Without glasses, I would have reacted emotionally and would have drawn incorrect conclusions long before approaching the bickering students to do some fact-checking. In fact, I probably would have done know fact-checking. Bradley would have been wrongly accused because he was the one drawing the most attention to himself and looking at fault by becoming ubhinged about the issue.

 

With glasses on, God helped me take the high road of patience and love. I responded with wisdom – some of it tough love – empathy, and patience. I needed God’s help. There is no way it would have ended well without his guidance on how to discern the situation before bulldozing my way through it.

 

I am grateful because the student in the wrong – or at least what created the snowball of arguments – was not who and what I thought it was. Seeing through the perspective of how God sees things gave me what I needed in time of need: patience, wisdom, and gentleness- the fruits of the Spirit - among others.

 

The point is, it is easy to overreact in the field of education. Expectations are never met by 100% of the students, so the most important tool in the classroom, I would argue, is the glasses God gives me each day. The glasses, when I choose to wear them, gives me the fruits of the Spirit I need to be the image of Jesus the students so desperately need.

 

And “desperately” is a understatement.

 

I wouldn’t make it in the field as long as I have if I ignored those glasses. As Brandon Heath once sang, “Give me Your eyes for just one second
Give me Your eyes so I can see
Everything that I keep missin'

Give me Your love for humanity
Give me Your arms for the broken-hearted
The ones that are far beyond my reach

Give me Your heart for the ones forgotten
Give me Your eyes so I can see

 

Without the glasses, it is impossible to see what others don’t. It's impossible to see what God wants us to see in others. With them, I can see people the way God does, and isn’t that what we hope to do daily?

 

Give those glasses a try at your workplace, home, or wherever life takes you.

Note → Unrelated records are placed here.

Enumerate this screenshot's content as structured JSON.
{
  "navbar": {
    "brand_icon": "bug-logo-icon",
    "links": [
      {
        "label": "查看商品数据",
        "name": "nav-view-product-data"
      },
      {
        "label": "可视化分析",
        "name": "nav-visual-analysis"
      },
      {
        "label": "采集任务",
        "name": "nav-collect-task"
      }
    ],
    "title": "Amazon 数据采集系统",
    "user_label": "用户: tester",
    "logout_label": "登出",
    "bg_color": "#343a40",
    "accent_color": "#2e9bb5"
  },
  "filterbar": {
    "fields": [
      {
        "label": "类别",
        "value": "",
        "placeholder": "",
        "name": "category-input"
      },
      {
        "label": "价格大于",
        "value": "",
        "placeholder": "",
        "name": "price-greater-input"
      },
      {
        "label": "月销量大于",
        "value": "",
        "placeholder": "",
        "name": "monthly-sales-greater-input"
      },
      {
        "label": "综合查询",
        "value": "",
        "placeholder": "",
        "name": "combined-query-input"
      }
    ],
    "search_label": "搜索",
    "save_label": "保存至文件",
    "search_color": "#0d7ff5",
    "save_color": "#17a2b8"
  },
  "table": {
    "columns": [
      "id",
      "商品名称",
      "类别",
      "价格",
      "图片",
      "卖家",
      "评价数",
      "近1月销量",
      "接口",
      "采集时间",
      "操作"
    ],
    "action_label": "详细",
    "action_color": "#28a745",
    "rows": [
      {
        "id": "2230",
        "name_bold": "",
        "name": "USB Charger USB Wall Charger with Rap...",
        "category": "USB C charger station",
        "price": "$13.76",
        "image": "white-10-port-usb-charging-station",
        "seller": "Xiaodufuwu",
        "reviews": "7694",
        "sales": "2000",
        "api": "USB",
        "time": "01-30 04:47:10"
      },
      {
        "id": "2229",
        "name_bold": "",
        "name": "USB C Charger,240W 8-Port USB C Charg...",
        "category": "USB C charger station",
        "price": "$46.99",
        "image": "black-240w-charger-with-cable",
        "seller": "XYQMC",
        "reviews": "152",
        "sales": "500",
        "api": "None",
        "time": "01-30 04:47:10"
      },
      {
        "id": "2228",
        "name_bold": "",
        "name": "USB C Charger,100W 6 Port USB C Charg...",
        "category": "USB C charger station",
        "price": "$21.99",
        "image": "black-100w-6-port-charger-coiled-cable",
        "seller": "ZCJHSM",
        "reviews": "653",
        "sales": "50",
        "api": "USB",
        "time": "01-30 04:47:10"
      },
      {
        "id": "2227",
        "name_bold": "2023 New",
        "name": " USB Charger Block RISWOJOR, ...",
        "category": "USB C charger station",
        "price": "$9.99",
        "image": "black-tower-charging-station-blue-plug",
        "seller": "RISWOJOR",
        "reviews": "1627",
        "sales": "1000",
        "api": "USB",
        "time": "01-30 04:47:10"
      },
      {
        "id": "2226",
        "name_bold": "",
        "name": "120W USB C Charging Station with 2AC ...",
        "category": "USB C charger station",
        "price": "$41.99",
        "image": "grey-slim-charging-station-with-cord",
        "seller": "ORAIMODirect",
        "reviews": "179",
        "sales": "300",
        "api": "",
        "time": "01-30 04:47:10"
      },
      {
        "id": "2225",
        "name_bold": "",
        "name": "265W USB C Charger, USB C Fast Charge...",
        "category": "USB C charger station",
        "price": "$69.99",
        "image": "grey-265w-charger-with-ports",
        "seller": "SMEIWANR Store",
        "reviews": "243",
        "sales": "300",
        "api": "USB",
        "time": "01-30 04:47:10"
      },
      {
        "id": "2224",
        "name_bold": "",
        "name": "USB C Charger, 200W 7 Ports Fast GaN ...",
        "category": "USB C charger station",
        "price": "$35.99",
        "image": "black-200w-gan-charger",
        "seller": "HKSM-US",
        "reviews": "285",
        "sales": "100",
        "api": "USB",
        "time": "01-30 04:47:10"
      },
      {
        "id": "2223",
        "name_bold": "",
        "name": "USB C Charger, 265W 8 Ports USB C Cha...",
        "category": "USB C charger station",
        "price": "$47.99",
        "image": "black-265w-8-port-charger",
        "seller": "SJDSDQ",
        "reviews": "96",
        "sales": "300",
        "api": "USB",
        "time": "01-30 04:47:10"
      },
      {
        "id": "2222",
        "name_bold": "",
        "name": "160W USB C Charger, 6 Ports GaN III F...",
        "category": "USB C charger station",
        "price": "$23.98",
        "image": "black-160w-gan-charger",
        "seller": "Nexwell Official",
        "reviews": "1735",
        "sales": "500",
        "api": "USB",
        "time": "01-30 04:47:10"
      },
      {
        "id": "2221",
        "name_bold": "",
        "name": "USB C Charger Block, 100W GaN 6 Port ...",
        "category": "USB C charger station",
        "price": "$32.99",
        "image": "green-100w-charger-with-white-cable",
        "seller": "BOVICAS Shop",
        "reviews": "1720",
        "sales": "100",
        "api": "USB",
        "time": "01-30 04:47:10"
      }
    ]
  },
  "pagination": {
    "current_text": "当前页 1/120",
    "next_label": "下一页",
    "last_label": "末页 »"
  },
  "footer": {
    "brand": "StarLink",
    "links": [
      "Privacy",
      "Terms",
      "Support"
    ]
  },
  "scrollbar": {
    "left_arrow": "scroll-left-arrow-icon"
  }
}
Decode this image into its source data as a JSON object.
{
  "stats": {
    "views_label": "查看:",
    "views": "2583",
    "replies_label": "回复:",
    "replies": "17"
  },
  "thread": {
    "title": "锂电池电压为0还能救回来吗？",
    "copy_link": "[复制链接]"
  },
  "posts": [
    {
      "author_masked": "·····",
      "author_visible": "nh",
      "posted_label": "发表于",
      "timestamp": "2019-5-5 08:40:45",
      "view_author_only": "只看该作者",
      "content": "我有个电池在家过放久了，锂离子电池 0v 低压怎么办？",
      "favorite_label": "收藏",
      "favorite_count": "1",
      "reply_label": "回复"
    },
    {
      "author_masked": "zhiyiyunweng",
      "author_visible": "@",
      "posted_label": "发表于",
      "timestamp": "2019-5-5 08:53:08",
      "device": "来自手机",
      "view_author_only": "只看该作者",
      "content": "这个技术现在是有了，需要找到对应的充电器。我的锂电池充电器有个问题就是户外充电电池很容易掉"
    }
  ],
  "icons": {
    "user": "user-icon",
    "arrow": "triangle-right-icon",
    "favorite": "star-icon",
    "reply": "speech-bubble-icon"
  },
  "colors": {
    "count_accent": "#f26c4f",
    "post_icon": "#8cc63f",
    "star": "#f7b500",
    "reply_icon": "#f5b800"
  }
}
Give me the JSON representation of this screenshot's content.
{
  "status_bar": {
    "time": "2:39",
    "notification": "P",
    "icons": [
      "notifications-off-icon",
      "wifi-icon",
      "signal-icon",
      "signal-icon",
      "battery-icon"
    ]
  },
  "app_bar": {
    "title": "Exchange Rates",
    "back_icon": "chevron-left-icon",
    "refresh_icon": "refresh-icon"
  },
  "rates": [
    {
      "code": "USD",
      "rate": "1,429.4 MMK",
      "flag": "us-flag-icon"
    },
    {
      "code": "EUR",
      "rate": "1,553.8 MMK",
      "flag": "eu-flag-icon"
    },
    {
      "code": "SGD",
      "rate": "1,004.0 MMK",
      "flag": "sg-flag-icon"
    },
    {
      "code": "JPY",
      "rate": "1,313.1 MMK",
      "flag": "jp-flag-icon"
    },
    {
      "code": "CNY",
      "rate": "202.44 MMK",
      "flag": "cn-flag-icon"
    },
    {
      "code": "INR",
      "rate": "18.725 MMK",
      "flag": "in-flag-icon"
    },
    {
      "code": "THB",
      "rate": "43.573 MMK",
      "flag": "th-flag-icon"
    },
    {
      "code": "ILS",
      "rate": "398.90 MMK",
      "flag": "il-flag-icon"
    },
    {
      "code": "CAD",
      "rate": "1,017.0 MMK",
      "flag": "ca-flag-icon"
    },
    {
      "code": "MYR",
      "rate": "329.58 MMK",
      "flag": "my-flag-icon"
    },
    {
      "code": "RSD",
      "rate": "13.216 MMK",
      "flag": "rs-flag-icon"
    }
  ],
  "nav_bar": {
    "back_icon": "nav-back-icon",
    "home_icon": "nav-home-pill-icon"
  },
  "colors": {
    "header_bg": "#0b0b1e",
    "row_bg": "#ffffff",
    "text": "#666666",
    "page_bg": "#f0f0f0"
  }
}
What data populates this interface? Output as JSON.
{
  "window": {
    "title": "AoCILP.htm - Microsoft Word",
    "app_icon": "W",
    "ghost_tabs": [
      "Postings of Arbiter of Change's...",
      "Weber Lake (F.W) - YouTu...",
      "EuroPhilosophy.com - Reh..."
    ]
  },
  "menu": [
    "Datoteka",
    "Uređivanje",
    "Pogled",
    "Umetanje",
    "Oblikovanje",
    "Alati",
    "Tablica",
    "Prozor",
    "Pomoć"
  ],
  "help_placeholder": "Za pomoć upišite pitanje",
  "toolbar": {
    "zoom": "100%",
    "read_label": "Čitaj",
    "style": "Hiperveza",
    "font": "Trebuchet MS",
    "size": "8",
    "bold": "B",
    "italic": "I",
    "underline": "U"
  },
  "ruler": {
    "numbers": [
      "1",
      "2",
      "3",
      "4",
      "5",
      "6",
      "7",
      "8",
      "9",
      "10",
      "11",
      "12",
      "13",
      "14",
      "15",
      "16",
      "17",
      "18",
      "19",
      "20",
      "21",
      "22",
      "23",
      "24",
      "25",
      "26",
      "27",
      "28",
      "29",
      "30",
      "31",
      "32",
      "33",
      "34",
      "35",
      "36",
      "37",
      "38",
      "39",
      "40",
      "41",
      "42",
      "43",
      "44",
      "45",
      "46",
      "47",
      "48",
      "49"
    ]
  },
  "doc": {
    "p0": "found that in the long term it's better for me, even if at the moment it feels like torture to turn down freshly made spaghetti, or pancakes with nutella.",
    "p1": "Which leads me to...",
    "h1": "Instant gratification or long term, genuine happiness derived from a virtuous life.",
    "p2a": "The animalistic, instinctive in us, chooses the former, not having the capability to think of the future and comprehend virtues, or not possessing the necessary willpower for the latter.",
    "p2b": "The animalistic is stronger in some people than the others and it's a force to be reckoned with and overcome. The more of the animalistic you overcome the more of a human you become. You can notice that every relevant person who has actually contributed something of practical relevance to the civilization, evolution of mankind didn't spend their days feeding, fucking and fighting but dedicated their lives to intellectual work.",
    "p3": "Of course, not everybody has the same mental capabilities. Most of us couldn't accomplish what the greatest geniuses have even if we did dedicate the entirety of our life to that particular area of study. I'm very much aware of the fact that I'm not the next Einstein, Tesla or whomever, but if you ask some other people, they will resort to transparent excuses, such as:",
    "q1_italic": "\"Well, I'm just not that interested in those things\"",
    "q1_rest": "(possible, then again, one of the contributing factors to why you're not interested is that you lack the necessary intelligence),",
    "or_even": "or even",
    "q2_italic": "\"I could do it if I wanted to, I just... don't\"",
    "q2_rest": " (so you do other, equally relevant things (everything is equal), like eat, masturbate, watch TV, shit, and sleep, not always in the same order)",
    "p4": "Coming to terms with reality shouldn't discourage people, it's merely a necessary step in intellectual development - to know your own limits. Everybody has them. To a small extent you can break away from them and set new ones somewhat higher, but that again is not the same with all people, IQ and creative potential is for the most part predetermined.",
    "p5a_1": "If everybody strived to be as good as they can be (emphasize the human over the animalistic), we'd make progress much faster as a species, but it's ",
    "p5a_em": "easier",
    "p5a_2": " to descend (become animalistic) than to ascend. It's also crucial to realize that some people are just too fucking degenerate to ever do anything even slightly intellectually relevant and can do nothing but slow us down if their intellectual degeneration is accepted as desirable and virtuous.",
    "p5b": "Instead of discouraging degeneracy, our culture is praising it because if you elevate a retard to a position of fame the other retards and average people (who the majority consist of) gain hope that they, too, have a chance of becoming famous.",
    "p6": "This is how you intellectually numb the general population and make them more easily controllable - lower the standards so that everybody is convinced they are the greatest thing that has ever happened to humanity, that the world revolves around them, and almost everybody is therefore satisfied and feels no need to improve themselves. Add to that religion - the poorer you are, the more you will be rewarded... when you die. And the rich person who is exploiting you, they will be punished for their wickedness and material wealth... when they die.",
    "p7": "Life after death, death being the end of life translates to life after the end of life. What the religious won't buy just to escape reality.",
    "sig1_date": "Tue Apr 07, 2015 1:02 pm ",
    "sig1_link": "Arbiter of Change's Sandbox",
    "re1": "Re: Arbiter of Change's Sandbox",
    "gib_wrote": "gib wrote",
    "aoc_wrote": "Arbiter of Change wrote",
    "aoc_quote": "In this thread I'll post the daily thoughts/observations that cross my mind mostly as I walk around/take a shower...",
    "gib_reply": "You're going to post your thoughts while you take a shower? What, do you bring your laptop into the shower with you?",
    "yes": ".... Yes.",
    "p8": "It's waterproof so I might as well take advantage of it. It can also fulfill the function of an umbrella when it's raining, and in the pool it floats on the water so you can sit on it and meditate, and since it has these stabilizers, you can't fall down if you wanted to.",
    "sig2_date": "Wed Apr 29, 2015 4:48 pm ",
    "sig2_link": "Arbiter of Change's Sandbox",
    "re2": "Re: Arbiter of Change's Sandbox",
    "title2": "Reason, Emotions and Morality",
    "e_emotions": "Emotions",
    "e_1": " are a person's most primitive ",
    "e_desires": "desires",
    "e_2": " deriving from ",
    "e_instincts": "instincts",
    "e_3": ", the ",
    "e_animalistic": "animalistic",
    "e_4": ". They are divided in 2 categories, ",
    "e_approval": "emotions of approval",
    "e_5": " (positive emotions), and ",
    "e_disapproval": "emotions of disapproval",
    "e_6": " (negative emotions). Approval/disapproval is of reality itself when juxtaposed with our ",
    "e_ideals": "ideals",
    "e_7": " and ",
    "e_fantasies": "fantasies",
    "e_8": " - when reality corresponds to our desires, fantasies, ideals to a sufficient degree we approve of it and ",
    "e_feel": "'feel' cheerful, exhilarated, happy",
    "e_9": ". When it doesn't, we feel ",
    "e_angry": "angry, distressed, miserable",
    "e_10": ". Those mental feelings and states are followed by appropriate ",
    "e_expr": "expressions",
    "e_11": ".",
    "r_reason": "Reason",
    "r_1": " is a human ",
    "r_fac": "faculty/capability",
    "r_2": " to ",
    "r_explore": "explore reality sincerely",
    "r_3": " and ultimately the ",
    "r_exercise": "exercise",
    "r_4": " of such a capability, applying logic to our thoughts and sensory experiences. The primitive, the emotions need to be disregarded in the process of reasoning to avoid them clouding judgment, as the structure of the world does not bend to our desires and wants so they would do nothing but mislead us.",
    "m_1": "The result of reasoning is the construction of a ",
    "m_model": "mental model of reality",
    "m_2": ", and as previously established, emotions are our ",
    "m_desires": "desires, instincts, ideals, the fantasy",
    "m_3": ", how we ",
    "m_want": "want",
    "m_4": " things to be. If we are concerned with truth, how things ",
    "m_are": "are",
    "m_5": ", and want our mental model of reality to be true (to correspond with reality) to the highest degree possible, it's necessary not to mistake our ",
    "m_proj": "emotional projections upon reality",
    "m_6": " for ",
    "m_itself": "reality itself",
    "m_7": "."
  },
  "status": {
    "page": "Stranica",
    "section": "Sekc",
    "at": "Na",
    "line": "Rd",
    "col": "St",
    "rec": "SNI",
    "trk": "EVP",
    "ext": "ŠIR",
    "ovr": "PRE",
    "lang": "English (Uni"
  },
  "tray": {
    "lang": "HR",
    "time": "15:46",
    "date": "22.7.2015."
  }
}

They are not just designed for my classroom. It’s free, and God will take you incredible places with them if you make a daily decision to use them. He desires to partner with you, speak through you, and use you to do things you couldn’t do on your own. Look no further than what he did through Noah, Abraham, Moses, Solomon, Esther, Joseph, the disciples, Paul, and so many more.   

 

And at the end of the day, I guess $5.00 is quite the bargain in the picture book world.